CP Gear doesn't use Camelbak bladders. They use Nalgene bladders


http://www.cpgear.com/default.asp?mn=1.19.56&f=pd&pid=248


----------



## Donut (29 Aug 2007)

Then I have to say I'm even more surprised, I've packed (and abused) nalgene products for over 20 years, and except for hot water in the non-lexan bottles, never had an issue with them.

I saw the outer fill-port and thought the only people who used that were Camelback. I've got and love Platypus, so i was thinking of the carrier only, anyway.


----------



## NL_engineer (30 Aug 2007)

Don't buy Blackhawk.

One of the guys on my 5's had one, and it pretty well fell apart during the FTX.  But that was four years ago, and there quality may have improved since then.

[size=6pt]Edited for spelling[/size]


----------



## Farmboy (30 Aug 2007)

Camelbak, Source and Nalgene all have the same sort of fill cap.

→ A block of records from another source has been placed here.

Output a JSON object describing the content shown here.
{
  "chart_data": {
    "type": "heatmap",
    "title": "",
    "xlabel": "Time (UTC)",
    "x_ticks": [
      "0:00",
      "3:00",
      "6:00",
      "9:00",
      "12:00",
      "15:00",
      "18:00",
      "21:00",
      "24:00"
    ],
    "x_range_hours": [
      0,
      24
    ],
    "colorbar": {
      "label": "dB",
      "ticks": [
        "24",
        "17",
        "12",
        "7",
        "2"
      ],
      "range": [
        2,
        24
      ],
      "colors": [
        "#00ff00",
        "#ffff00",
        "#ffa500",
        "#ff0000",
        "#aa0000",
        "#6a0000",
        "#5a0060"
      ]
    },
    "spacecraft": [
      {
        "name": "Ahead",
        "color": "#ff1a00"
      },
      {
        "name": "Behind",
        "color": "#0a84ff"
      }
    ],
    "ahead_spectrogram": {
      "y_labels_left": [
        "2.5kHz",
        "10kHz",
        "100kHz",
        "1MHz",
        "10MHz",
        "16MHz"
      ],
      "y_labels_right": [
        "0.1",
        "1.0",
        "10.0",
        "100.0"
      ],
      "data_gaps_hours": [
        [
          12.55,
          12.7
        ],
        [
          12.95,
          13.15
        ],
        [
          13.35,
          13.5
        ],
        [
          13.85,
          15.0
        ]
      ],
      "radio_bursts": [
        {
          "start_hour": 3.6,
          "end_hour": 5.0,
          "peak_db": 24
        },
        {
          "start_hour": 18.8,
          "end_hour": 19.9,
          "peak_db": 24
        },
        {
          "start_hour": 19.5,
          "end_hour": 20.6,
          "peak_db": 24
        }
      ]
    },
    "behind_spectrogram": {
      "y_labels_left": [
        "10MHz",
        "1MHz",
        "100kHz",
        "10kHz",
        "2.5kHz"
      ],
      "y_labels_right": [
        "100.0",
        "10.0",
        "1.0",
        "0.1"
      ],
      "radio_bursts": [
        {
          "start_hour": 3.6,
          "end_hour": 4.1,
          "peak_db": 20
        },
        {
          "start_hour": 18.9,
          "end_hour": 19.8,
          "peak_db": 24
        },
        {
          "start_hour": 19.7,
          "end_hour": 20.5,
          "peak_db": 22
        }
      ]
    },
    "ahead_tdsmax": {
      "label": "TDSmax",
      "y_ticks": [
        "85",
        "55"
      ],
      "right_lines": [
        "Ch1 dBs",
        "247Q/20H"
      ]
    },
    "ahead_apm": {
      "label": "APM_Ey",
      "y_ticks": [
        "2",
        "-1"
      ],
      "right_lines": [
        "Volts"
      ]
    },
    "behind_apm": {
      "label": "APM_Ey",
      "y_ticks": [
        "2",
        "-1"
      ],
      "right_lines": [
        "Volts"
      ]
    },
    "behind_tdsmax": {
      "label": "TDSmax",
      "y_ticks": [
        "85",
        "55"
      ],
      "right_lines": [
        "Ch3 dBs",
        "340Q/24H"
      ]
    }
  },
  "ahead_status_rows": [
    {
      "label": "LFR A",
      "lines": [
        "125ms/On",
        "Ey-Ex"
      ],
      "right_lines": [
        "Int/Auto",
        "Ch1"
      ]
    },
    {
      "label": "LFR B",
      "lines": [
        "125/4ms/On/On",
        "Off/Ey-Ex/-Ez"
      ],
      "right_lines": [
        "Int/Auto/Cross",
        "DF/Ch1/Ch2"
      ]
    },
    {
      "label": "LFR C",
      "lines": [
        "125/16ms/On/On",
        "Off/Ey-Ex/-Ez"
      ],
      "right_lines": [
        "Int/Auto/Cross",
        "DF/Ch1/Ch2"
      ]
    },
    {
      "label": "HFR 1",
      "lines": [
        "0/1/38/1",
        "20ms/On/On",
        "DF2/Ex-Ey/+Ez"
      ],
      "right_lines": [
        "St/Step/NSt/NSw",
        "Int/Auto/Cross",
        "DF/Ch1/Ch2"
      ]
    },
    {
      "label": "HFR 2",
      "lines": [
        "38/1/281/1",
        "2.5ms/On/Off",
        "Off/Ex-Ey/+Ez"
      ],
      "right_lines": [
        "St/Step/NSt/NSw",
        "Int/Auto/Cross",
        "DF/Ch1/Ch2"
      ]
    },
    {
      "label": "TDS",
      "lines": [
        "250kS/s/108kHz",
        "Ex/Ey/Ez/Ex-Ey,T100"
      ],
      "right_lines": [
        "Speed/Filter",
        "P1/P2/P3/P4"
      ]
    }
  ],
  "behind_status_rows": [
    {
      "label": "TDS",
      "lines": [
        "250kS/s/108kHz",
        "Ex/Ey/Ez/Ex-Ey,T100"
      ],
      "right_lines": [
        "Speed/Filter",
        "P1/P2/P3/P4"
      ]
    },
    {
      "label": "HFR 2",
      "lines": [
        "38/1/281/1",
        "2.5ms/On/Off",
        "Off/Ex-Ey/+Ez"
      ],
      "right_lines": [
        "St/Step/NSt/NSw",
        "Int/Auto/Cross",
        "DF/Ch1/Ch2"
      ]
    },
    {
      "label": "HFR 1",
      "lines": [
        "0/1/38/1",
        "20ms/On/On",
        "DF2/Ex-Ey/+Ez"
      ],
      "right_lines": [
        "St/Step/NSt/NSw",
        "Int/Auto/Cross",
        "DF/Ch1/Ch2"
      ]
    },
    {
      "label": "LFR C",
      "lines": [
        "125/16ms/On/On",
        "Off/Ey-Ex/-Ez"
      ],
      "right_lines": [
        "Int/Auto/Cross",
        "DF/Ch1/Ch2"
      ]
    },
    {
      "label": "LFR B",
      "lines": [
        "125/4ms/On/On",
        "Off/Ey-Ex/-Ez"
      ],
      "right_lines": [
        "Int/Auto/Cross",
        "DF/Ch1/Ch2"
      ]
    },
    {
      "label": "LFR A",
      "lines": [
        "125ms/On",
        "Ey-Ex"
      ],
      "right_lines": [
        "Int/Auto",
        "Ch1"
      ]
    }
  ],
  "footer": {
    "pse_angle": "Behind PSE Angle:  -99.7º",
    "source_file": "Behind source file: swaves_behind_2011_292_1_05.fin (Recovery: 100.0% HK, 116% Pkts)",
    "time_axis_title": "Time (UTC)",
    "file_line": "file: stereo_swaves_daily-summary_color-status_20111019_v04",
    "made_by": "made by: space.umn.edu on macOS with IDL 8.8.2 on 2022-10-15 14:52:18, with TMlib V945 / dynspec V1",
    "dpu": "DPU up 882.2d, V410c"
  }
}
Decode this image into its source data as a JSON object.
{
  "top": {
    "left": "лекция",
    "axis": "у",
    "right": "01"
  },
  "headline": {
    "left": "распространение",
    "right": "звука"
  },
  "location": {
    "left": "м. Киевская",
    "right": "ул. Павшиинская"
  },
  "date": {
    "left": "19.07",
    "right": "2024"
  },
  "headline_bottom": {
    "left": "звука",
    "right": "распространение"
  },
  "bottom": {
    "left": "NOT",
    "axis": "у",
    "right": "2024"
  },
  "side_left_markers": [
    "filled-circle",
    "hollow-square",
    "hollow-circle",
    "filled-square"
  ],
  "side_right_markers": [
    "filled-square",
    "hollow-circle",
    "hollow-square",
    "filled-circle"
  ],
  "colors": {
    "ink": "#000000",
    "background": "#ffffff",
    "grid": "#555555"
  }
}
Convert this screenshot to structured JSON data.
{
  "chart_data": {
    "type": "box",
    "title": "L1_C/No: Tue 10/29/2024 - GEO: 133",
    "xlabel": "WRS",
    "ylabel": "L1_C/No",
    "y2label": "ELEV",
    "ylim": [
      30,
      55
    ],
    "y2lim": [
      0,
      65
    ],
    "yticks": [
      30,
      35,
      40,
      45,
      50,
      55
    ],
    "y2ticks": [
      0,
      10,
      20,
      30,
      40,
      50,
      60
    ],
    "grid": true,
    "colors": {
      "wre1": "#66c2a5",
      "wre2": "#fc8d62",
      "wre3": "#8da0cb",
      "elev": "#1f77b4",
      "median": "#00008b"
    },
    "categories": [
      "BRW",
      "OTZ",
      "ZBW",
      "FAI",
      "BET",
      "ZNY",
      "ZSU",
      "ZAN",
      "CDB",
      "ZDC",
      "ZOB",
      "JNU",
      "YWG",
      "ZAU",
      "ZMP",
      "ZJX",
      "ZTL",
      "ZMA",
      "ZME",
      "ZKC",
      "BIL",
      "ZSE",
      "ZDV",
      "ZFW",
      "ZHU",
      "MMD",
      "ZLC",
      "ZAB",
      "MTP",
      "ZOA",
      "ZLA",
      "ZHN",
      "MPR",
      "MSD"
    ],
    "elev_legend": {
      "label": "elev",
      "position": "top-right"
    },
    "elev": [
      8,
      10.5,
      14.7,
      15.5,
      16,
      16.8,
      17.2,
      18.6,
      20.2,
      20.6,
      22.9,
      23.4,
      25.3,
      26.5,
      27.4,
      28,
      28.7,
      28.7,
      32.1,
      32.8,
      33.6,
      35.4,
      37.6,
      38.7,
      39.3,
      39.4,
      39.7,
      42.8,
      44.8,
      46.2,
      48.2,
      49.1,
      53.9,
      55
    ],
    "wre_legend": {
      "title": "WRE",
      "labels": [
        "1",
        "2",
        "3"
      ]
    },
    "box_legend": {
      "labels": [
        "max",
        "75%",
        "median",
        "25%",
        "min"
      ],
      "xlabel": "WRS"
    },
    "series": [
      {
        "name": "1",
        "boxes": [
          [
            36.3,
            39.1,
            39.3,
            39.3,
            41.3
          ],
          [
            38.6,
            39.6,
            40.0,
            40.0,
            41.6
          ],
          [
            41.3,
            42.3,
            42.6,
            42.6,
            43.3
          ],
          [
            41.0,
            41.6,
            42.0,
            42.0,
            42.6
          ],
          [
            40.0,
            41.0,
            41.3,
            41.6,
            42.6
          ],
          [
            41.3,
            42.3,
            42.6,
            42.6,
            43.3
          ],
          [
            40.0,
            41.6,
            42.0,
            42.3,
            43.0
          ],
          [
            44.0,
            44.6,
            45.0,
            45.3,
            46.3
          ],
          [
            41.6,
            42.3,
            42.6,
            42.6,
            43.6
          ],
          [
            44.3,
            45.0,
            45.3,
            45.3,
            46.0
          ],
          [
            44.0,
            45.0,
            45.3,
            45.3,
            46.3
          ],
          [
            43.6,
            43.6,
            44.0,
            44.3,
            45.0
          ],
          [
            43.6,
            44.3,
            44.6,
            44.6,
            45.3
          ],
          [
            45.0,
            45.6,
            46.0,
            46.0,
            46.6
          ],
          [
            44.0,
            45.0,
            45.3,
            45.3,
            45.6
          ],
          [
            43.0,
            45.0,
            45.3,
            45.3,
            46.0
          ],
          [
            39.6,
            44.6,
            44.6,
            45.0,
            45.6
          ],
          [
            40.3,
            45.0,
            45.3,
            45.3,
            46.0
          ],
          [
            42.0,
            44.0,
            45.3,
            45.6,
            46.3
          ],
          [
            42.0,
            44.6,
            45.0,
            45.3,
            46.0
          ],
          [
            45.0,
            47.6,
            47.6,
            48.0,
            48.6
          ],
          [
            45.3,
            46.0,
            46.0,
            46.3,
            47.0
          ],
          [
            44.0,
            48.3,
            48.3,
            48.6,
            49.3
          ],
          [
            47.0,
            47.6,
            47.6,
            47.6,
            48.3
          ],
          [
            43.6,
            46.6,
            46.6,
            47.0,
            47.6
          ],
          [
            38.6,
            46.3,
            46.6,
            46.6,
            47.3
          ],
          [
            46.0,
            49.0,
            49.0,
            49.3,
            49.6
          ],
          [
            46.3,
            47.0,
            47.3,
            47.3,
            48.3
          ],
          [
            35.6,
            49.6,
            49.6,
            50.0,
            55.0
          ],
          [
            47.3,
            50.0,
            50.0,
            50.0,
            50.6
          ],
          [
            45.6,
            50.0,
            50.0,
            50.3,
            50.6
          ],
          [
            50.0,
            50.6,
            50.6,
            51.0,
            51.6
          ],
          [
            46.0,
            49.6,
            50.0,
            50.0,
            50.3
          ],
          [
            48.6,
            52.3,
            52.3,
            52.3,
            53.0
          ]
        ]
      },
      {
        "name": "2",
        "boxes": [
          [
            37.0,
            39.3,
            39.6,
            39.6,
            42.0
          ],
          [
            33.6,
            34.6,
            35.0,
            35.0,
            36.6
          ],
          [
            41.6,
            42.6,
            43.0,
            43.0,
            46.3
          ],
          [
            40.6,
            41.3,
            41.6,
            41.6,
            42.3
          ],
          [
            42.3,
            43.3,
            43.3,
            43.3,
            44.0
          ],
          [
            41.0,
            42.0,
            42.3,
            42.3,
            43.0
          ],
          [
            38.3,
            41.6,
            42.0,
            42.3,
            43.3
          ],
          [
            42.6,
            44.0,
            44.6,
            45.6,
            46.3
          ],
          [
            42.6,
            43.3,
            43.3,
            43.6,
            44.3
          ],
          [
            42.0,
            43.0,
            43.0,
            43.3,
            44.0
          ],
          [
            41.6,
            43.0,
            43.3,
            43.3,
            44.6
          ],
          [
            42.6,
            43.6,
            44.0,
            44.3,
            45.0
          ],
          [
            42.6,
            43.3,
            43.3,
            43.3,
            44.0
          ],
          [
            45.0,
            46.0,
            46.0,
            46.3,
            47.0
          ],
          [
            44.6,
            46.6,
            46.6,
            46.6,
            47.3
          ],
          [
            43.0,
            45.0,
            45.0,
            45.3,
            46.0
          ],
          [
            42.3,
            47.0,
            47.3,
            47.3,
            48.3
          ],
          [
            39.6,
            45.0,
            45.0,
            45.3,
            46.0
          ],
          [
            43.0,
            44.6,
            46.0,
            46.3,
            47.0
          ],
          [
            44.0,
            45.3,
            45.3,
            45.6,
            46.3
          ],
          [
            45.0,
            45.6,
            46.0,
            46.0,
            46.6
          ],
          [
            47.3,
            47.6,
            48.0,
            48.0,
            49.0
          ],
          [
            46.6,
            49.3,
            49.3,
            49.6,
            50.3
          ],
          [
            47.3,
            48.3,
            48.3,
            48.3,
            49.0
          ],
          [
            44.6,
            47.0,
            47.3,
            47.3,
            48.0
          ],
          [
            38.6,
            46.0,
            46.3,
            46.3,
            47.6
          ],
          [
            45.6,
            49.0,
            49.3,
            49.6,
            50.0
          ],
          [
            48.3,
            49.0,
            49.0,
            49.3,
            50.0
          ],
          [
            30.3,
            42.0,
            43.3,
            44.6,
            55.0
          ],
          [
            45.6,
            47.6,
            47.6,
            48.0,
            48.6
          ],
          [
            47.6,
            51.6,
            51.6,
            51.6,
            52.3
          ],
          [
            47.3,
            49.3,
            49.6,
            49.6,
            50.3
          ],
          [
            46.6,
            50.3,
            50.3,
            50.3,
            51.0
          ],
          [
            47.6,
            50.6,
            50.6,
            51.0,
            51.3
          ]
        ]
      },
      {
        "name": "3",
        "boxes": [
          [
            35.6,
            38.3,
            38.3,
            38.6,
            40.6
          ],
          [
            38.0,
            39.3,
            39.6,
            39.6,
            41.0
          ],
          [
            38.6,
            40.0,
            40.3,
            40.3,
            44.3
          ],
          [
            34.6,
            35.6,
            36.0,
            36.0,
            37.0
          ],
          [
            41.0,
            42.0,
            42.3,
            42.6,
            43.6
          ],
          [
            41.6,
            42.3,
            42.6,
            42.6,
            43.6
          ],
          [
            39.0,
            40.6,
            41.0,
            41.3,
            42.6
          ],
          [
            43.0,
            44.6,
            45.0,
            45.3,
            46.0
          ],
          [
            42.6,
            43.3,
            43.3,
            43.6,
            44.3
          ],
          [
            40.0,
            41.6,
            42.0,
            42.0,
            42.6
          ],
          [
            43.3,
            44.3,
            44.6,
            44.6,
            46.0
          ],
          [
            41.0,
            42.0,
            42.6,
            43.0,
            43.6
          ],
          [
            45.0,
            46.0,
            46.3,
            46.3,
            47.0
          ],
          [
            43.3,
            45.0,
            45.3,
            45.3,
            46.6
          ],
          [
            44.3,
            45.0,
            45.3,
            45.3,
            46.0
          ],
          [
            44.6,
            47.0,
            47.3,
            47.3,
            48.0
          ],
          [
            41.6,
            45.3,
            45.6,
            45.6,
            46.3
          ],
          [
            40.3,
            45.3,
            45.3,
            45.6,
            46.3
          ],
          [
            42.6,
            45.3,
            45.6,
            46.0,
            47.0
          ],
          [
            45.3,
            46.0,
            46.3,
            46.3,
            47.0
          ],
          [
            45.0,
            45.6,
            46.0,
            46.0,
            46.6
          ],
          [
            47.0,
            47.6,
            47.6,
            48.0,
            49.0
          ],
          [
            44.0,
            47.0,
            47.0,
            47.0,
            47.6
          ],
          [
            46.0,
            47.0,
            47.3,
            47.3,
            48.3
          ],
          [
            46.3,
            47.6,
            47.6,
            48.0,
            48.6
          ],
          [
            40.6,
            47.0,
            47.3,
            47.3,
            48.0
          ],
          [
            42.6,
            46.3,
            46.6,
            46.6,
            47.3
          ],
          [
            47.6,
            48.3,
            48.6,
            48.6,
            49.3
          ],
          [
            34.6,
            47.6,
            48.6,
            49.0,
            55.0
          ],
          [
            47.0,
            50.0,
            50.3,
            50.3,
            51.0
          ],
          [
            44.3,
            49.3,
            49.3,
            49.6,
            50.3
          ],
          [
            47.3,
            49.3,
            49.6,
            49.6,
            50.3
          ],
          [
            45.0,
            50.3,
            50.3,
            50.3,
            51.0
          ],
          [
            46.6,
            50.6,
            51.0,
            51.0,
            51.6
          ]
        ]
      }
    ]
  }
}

The Source bladders are the only ones I've never heard a complaint about.


----------



## mudgunner49 (4 Sep 2007)

JDMCRX said:
			
		

> I think ill just get a olive drab one and see if i can wear it on the ruck marchs and stuff



Olive Drab is the "little black dress" of tactical colouration...


----------



## Matt_Fisher (4 Sep 2007)

Flawed Design said:
			
		

> DON'T buy  camelbacks from CP gear.
> My unit bought a bunch of them and I'd be surprised if 75% + of them didn't break.



Did you contact us to rectify the issue?  Contact me offline if the issue isn't resolved.
1-800-561-3040 or matt@cpgear.com


----------



## Pte_Martin (4 Sep 2007)

Flawed Design said:
			
		

> DON'T buy  camelbacks from CP gear.
> My unit bought a bunch of them and I'd be surprised if *75% + of them didn't break*.



I don't see why he is complaining, 75% plus of them Didn't break... that's not bad, how many did your unit buy? maybe if  it was 25%  didn't break that would be worse


----------



## LordOsborne (5 Sep 2007)

+1 on the Source bags. I originally bought a no-name camelback from an ebay store which uses an imitation cadpat carrier. The bag that came with it broke on the first use, and I went to Wheelers to get a 2L nalgene bag, which served me well through CAP, although i did want something a little bigger and the lack of a mouthpiece cap was a little bit of a drag. When I got back to Victoria, I bought a 3L Source bag from MEC and i've been extremely satisfied with it. Apparently the USMC chose a green tinted Source bag as well.

http://www.source-military.com/products/product_page.asp?prodId=14
http://www.source-military.com/downloadables/accessories/wxp_hydration_3L_ds.pdf


----------